Perempuan bukan ikan asin dan laki-laki bukan kucing. Analogi ikan asin dan kucing sering digunakan ketika ada kasus pelecehan seksual yang menjelaskan bahwa tindakan pelecehan seksual merupakan sesuatu yang lumrah. Selain analogi tersebut, ada juga analogi perempuan sebagai nasi padang seperti godaan saat bulan puasa yang terlalu menggiurkan untuk ditolak. Inti dari analogi-analogi tersebut adalah laki-laki memiliki hawa nafsu, tetapi mereka tidak bisa mengontrolnya sehingga perempuan yang harus mencegah terjadinya pelecehan dengan berpakaian tertutup. Bukan kami, perempuan yang harus menganti cara berpakaian kita, bukan kami yang harus mengurung diri di rumah. Namun, pikiran yang memandang perempuan sebagai objek yang harus dimusnahkan.

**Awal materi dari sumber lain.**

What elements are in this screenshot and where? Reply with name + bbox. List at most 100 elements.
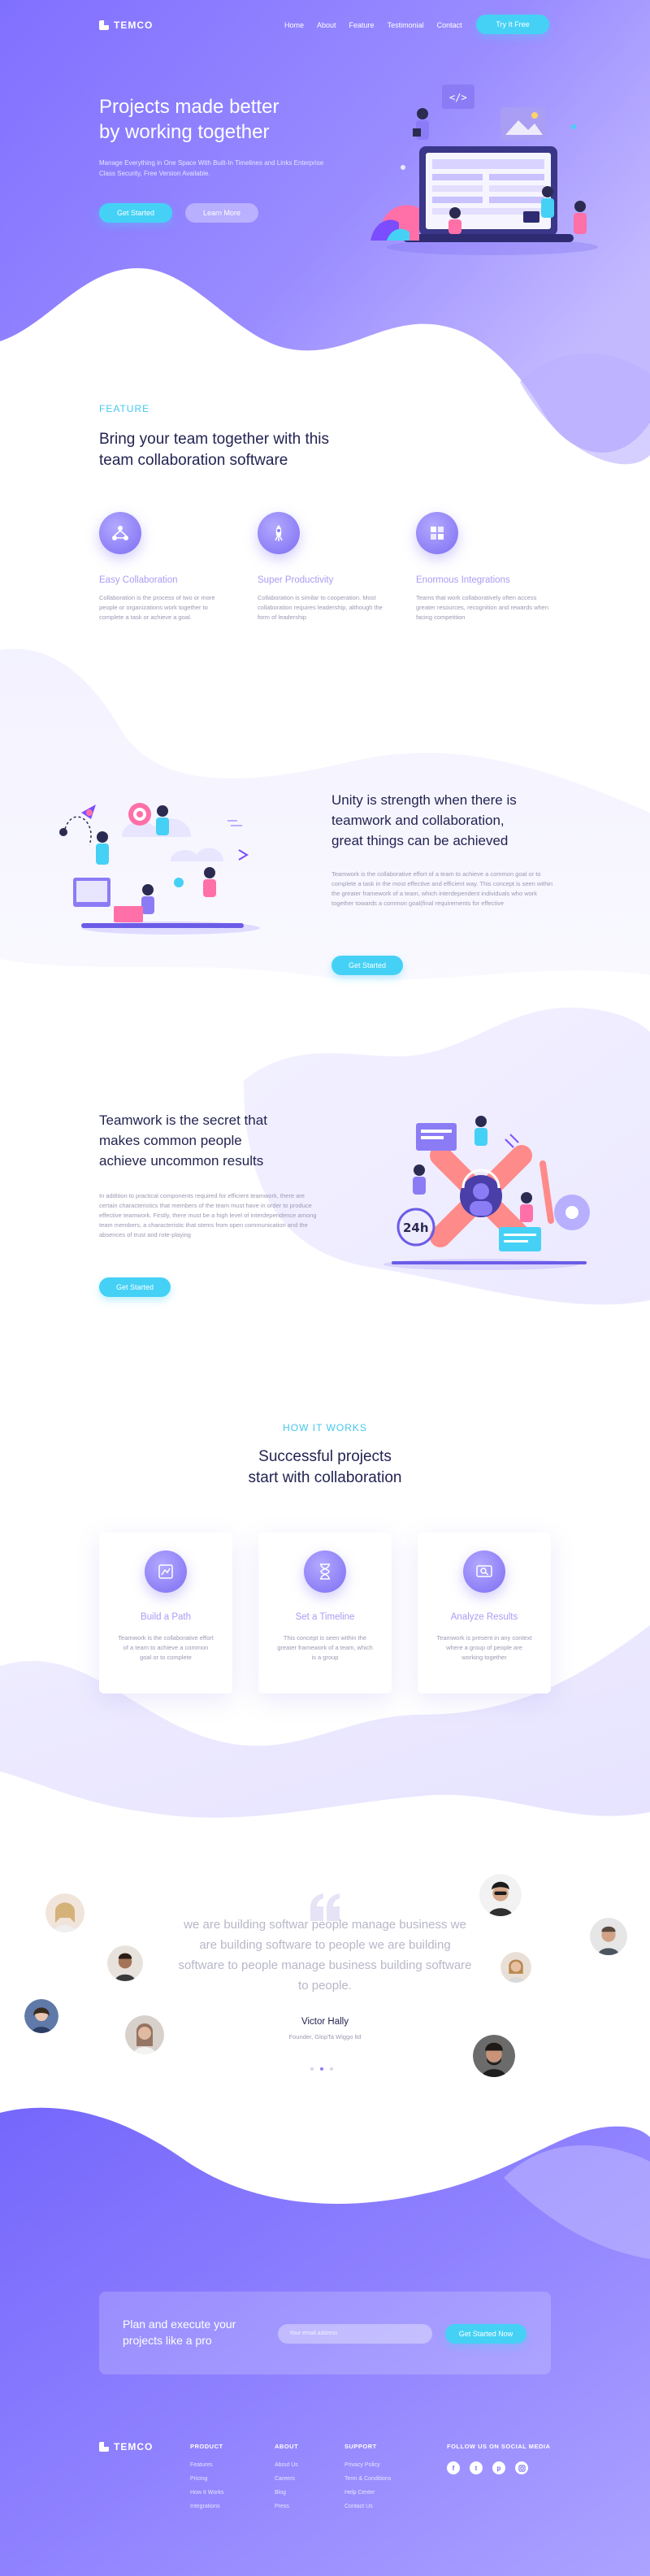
feature-text: Teams that work collaboratively often ac…: [416, 594, 549, 621]
how-card-text: Teamwork is the collaborative effort of …: [118, 1634, 214, 1661]
avatar[interactable]: [590, 1918, 627, 1955]
testimonial-role: Founder, GlopTa Wiggo ltd: [288, 2033, 362, 2040]
footer-column-product: PRODUCT Features Pricing How It Works In…: [190, 2443, 224, 2513]
facebook-icon[interactable]: f: [447, 2461, 460, 2474]
feature-item-super-productivity: Super Productivity Collaboration is simi…: [258, 512, 396, 634]
hourglass-icon: [304, 1550, 346, 1593]
svg-text:24h: 24h: [403, 1221, 429, 1235]
feature-text: Collaboration is the process of two or m…: [99, 594, 215, 621]
get-started-now-button[interactable]: Get Started Now: [445, 2324, 526, 2344]
footer-link[interactable]: Blog: [275, 2486, 298, 2500]
secret-heading-line-1: Teamwork is the secret that: [99, 1112, 267, 1128]
avatar[interactable]: [24, 1999, 58, 2033]
nav-feature[interactable]: Feature: [349, 21, 375, 29]
feature-eyebrow: FEATURE: [99, 403, 150, 414]
testimonial-name: Victor Hally: [301, 2017, 349, 2027]
get-started-button[interactable]: Get Started: [99, 203, 172, 223]
footer-link[interactable]: Term & Conditions: [344, 2472, 391, 2486]
main-nav: Home About Feature Testimonial Contact: [284, 21, 462, 29]
pagination-dot[interactable]: [330, 2067, 333, 2071]
footer-heading: SUPPORT: [344, 2443, 377, 2450]
footer-heading: PRODUCT: [190, 2443, 223, 2450]
unity-get-started-button[interactable]: Get Started: [332, 956, 403, 975]
feature-title: Enormous Integrations: [416, 575, 510, 585]
footer-link[interactable]: Contact Us: [344, 2500, 391, 2513]
avatar[interactable]: [46, 1893, 84, 1932]
footer-logo-text: TEMCO: [114, 2441, 154, 2452]
pagination-dot-active[interactable]: [320, 2067, 323, 2071]
logo-icon: [99, 2442, 109, 2452]
footer-link[interactable]: Features: [190, 2458, 224, 2472]
avatar[interactable]: [125, 2015, 164, 2054]
puzzle-icon: [416, 512, 458, 554]
teamwork-illustration: 24h: [384, 1116, 590, 1270]
feature-text: Collaboration is similar to cooperation.…: [258, 594, 383, 621]
how-card-title: Analyze Results: [450, 1612, 518, 1622]
path-icon: [145, 1550, 187, 1593]
avatar[interactable]: [479, 1874, 522, 1916]
unity-heading-line-1: Unity is strength when there is: [332, 792, 517, 808]
avatar[interactable]: [473, 2035, 515, 2077]
twitter-icon[interactable]: t: [470, 2461, 483, 2474]
secret-heading-line-2: makes common people: [99, 1133, 242, 1148]
how-card-title: Set a Timeline: [295, 1612, 355, 1622]
pagination-dot[interactable]: [310, 2067, 314, 2071]
cta-title: Plan and execute your projects like a pr…: [123, 2316, 269, 2348]
feature-item-enormous-integrations: Enormous Integrations Teams that work co…: [416, 512, 554, 634]
how-card-build-a-path: Build a Path Teamwork is the collaborati…: [99, 1533, 232, 1693]
feature-heading-line-1: Bring your team together with this: [99, 431, 330, 448]
hero-title-line-1: Projects made better: [99, 96, 280, 118]
footer-link[interactable]: Privacy Policy: [344, 2458, 391, 2472]
avatar[interactable]: [500, 1952, 531, 1983]
footer-link[interactable]: Press: [275, 2500, 298, 2513]
footer-link[interactable]: Help Center: [344, 2486, 391, 2500]
logo-text: TEMCO: [114, 20, 154, 31]
how-card-set-a-timeline: Set a Timeline This concept is seen with…: [258, 1533, 392, 1693]
nav-home[interactable]: Home: [284, 21, 304, 29]
how-heading-line-1: Successful projects: [258, 1448, 392, 1465]
how-card-analyze-results: Analyze Results Teamwork is present in a…: [418, 1533, 551, 1693]
hero-illustration: </>: [370, 85, 598, 255]
feature-title: Easy Collaboration: [99, 575, 178, 585]
hero-title: Projects made better by working together: [99, 94, 343, 145]
cta-title-line-2: projects like a pro: [123, 2334, 212, 2347]
feature-title: Super Productivity: [258, 575, 334, 585]
footer-link[interactable]: Careers: [275, 2472, 298, 2486]
network-icon: [99, 512, 141, 554]
footer-link[interactable]: About Us: [275, 2458, 298, 2472]
analytics-icon: [463, 1550, 505, 1593]
try-free-button[interactable]: Try It Free: [476, 15, 549, 34]
rocket-icon: [258, 512, 300, 554]
secret-text: In addition to practical components requ…: [99, 1192, 317, 1238]
avatar[interactable]: [107, 1945, 143, 1981]
footer-logo[interactable]: TEMCO: [99, 2441, 153, 2452]
footer-column-support: SUPPORT Privacy Policy Term & Conditions…: [344, 2443, 391, 2513]
nav-contact[interactable]: Contact: [437, 21, 462, 29]
instagram-icon[interactable]: [515, 2461, 528, 2474]
footer-column-about: ABOUT About Us Careers Blog Press: [275, 2443, 298, 2513]
email-input[interactable]: Your email address: [278, 2324, 432, 2344]
feature-heading-line-2: team collaboration software: [99, 452, 288, 469]
how-heading-line-2: start with collaboration: [248, 1469, 402, 1486]
footer-social: FOLLOW US ON SOCIAL MEDIA f t p: [447, 2443, 550, 2474]
feature-heading: Bring your team together with this team …: [99, 429, 424, 471]
secret-heading: Teamwork is the secret that makes common…: [99, 1110, 335, 1171]
unity-text: Teamwork is the collaborative effort of …: [332, 870, 553, 907]
cta-title-line-1: Plan and execute your: [123, 2318, 236, 2331]
learn-more-button[interactable]: Learn More: [185, 203, 258, 223]
footer-link[interactable]: How It Works: [190, 2486, 224, 2500]
footer-link[interactable]: Pricing: [190, 2472, 224, 2486]
testimonial-pagination: [310, 2067, 333, 2071]
footer-link[interactable]: Integrations: [190, 2500, 224, 2513]
secret-get-started-button[interactable]: Get Started: [99, 1277, 171, 1297]
unity-heading-line-3: great things can be achieved: [332, 833, 509, 848]
testimonial-quote: we are building softwar people manage bu…: [178, 1918, 472, 1993]
brand-logo[interactable]: TEMCO: [99, 20, 153, 31]
pinterest-icon[interactable]: p: [492, 2461, 505, 2474]
nav-testimonial[interactable]: Testimonial: [388, 21, 424, 29]
nav-about[interactable]: About: [317, 21, 336, 29]
unity-illustration: [59, 803, 260, 935]
secret-heading-line-3: achieve uncommon results: [99, 1153, 264, 1169]
how-heading: Successful projects start with collabora…: [0, 1446, 650, 1489]
how-card-text: This concept is seen within the greater …: [277, 1634, 373, 1661]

Kita tidak bisa memilih gender. Sudah menjadi takdir kami untuk diciptakan sebagai perempuan. Namun, melecehkan perempuan merupakan sebuah pilihan dan kalian bisa memilih untuk tidak melecehkan perempuan. Saya perempuan, memiliki tubuh dan organ yang sama dengan perempuan lainnya. Perempuan bukan properti, bukan barang yang bisa seenaknya digunakan. Kami perempuan menggunakan pakaian sebagai sarana kami untuk berekspresi, bukan ingin dilecehkan.

Tidak ada korban yang ‘mengundang’ untuk dilecehkan. Kita harus menghapus budaya patriarki yang ada di Indonesia. Kita tidak boleh mewajarkan hal-hal yang sebenarnya adalah tindakan pelecehan. Perempuan tidak butuh dimuliakan, perempuan hanya butuh dimanusiakan.

Selamat hari Kartini perempuan Indonesia! Tetap semangat berjuang untuk memperjuangkan hak-hak dalam segala aspek-aspek kehidupan.

Panjang umur perlawanan!
Hidup perempuan yang melawan!
Aku, kamu lawan pelecehan seksual karena yang melahirkan peradaban, tidak pantas dilecehkan.
Aku sudah menjaga diriku, bisakah kamu menjaga perilakumu?